God. I’m beginning to sound like a TeaPartier. Must be the weight loss…have I lost brain cells as well as belly fat?????
Love your comment on first comment above.
It would be great to edit dissertations–perhaps your people can refer others.
I, for one, am glad that I am exempt from being hounded by parents of college students.
LOL! Ain’t that the truth!
Actually, the chair has said that parents often show up at the school demanding to know why Little Einstein got a C in English. I’ve never seen any of them, thank goodness!
When I worked in the business office of a local community college, parents would call and rage about us not being able to discuss the balance owing on their kid’s student account (because their kid had not signed the permission form that was provided to each and every student in orientation).

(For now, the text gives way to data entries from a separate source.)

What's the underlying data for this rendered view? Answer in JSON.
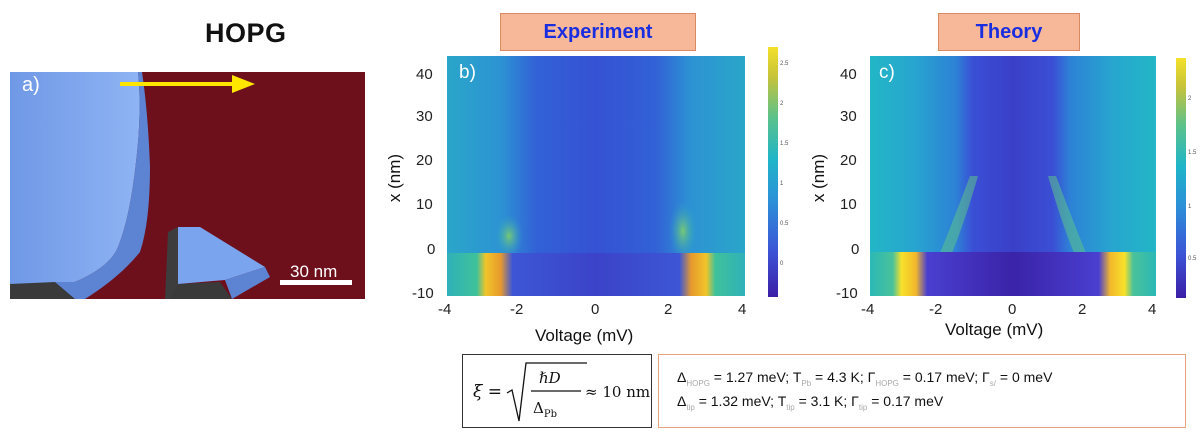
{
  "panel_a": {
    "title": "HOPG",
    "label": "a)",
    "scalebar": "30 nm"
  },
  "panel_b": {
    "header": "Experiment",
    "label": "b)"
  },
  "panel_c": {
    "header": "Theory",
    "label": "c)"
  },
  "colors": {
    "substrate": "#6e0f1c",
    "island": "#7ba4ee",
    "arrow": "#ffe600",
    "header_bg": "#f6b899",
    "header_text": "#1a2ee0"
  },
  "formula": {
    "lhs": "ξ =",
    "numerator": "ℏD",
    "denominator": "Δ",
    "den_sub": "Pb",
    "rhs": "≈ 10 nm"
  },
  "params": {
    "line1": [
      {
        "sym": "Δ",
        "sub": "HOPG",
        "val": " = 1.27 meV; "
      },
      {
        "sym": "T",
        "sub": "Pb",
        "val": " = 4.3 K; "
      },
      {
        "sym": "Γ",
        "sub": "HOPG",
        "val": " = 0.17 meV; "
      },
      {
        "sym": "Γ",
        "sub": "s/",
        "val": " = 0 meV"
      }
    ],
    "line2": [
      {
        "sym": "Δ",
        "sub": "tip",
        "val": " = 1.32 meV; "
      },
      {
        "sym": "T",
        "sub": "tip",
        "val": " = 3.1 K; "
      },
      {
        "sym": "Γ",
        "sub": "tip",
        "val": " = 0.17 meV"
      }
    ]
  },
  "chart_data": [
    {
      "type": "heatmap",
      "panel": "b)",
      "title": "Experiment",
      "xlabel": "Voltage (mV)",
      "ylabel": "x (nm)",
      "xlim": [
        -4,
        4
      ],
      "ylim": [
        -10,
        45
      ],
      "xticks": [
        "-4",
        "-2",
        "0",
        "2",
        "4"
      ],
      "yticks": [
        "-10",
        "0",
        "10",
        "20",
        "30",
        "40"
      ],
      "colorbar_ticks": [
        "0",
        "0.5",
        "1",
        "1.5",
        "2",
        "2.5"
      ],
      "features": {
        "coherence_peaks_mV": [
          -2.6,
          2.6
        ],
        "gap_region_nm": [
          -10,
          0
        ]
      }
    },
    {
      "type": "heatmap",
      "panel": "c)",
      "title": "Theory",
      "xlabel": "Voltage (mV)",
      "ylabel": "x (nm)",
      "xlim": [
        -4,
        4
      ],
      "ylim": [
        -10,
        45
      ],
      "xticks": [
        "-4",
        "-2",
        "0",
        "2",
        "4"
      ],
      "yticks": [
        "-10",
        "0",
        "10",
        "20",
        "30",
        "40"
      ],
      "colorbar_ticks": [
        "0.5",
        "1",
        "1.5",
        "2"
      ],
      "features": {
        "coherence_peaks_mV": [
          -2.6,
          2.6
        ],
        "gap_region_nm": [
          -10,
          0
        ]
      }
    }
  ]
}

They would scream “but I’m the one paying for everything, this is X!#@ ridiculous”. I would say “How lucky your kid is that you are paying their tuition and room and board. Most of our students are not as fortunate and the student is considered responsible for payment of tuition, so we do need the student’s permission before discussing their finances”. I would then suggest that they contact their kid and have them drop by my office and sign the form. About 98% of the time, the kid would be in there within the hour…
😀 I wonder how quick the young folks are to open their grade records to the aging parents? Money’s one thing…a look at how they may (or may not) be spending their time on campus is another.